Na wederom conclusiewisseling door partijen heeft de rechtbank in het zesde tussenvonnis van 10 april 2013 in rechtsoverweging 4.2.2 geoordeeld dat (iedere) medische causaliteit tussen de gestelde subjectieve klachten en het ongeval ontbreekt en dat niet wordt toegekomen aan een ruime toerekening onder de noemer van de juridische causaliteit. Mede omdat partijen het erover eens zijn dat thans een verzekeringsgeneeskundig onderzoek zal moeten plaatsvinden, is de rechtbank hiertoe overgegaan. De rechtbank heeft niet het voorstel van A. gevolgd dat het onderzoek uitgevoerd moet worden door gebruikmaking van de ICF-methode, maar heeft gekozen voor onderzoek met gebruikmaking van de FML De rechtbank heeft J.P. Voogd als verzekeringsgeneeskundige voorgesteld. 

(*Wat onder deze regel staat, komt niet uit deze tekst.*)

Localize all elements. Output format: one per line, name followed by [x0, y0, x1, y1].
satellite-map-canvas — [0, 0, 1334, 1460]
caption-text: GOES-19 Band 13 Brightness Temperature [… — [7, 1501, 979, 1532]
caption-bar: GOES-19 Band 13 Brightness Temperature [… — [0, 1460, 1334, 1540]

Na akten wisseling heeft de rechtbank in het zevende tussenvonnis van 2 oktober 2013 Voogd als deskundige benoemd en vragen gesteld. Het onderzoek heeft op 20 december 2013 plaatsgevonden; het eindrapport en de bijbehorende FML is op 18 juli 2014 gereed gekomen. In de conclusie is onder meer vermeld: er is bij A. sprake van verminderde benutbare mogelijkheden als rechtstreeks gevolg van het ongeval (de orthopedische klachten). Het is niet mogelijk om haar ervaren onvermogen te honoreren, omdat een medische onderbomving ontbreekt. In de kern komt uit de FML naar voren dat A. geschikt is voor overwegend zittend werk, afgewisseld met staan en lopen voor 40 uur per week,aldus Voogd. Na conclusie- en aktenwisseling heeft de rechtbank bij eindvonnis van 1 april 2015 de navolgende beslissingen gegeven (voor zover relevant in hoger beroep): 
Ad a. en b. Voor verlies arbeidsvermogen en kosten huishoudelijke hulp/verlies zelfwerkzaamheid is vanaf l januari 2007 geen schade geleden. . 

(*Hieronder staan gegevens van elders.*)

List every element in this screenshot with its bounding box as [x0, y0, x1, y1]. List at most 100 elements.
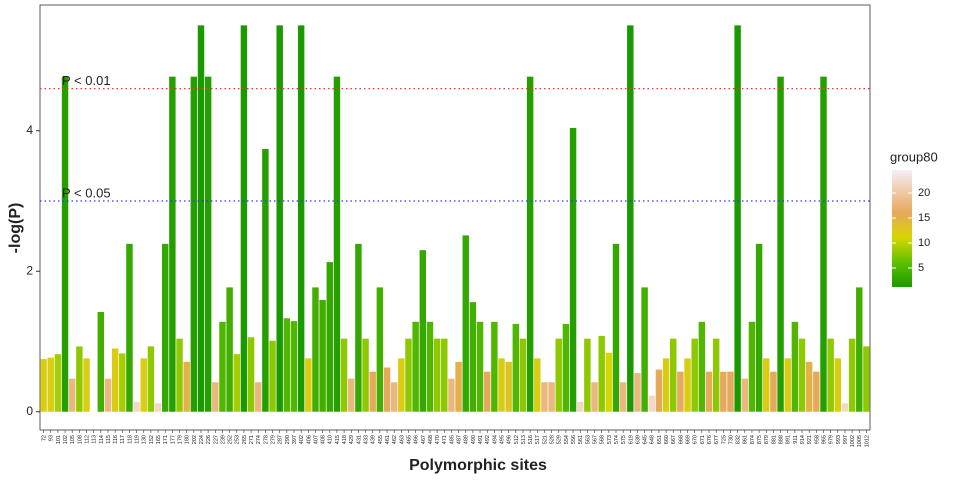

Ad d. Voor immateriële schadevergoeding wordt een bedrag van € 32.500,- toegewezen. Dit bedrag is al als voorschot door London betaald. 
De proceskosten zijn gecompenseerd.

4.3 A. is met 16 grieven tegen de verschillende tussenvonnissen en het eindvonnis opgekomen. 
De grieven 1 en 4 komen op tegen de beslissing( en) van de rechtbank die zien op de afwezigheid van (juridisch) causaal verband tussen de (psychische) klachten en beperkingen van A. en het ongeval. De psychische klachten en pijnklachten zijn niet onderkend. 
Met de grieven 2 , 7 en 8 betoogt A. dat de rechtbank ten onrechte heeft nagelaten een neuropsychologisch onderzoek te gelasten en darde rechtbank ten onrechte een neurochirurg en niet een neuroloog heeft benoemd 
Met de grieven 3 en 4 maakt A. bezwaar tegen het oordeel van de rechtbank (tussenvonnis 9 maart 2011) dat zij de conclusies van de deskundigen Elsenburg (neurochirurg) en Postma (orthopeed) tot de hare maakt.
Met grief 5 voert A. aan dat de rechtbank ten onrechte niet de omkeringsregel heeft toegepast. 
Met grief 6 betoogt A. dat London in strijd heeft gehandeld met de Gedragscode Behandeling Letselschade (GBL), waardoor een hoger bedrag aan smartengeld is gerechtvaardigd. Grief 15 ziet op de hoogte van het smartengeld; gevorderd is een verhoging van het bedrag met € 50.000,-. 
Grief 8 ziet op de benoeming van psychiater Van den Bosch (niet onafhankelijk) en grief 9 ziet op de inhoud van het rapport. Voorts is A. ten onrechte veroordeeld in de kosten van deze rapportage ad € 1.750,-. Met grief 11 wijst A. op het niet betrekken van het rapport uit 2007 van de Brain Resource Company (neurofeedback en duurbelasting). 
Met grief 10 komt A. op tegen de hantering van de FML door verzekeringsgeneeskundige Voogd en met grief 12 betoogt zij dat de rechtbank zich ten onrechte heeft aangesloten bij het rapport van Voogd. 
De grieven 13 en 14 zien op de schade van A. (ad a. en b. en andere kosten). 
Grief 16 ziet op de compensatie van proceskosten. 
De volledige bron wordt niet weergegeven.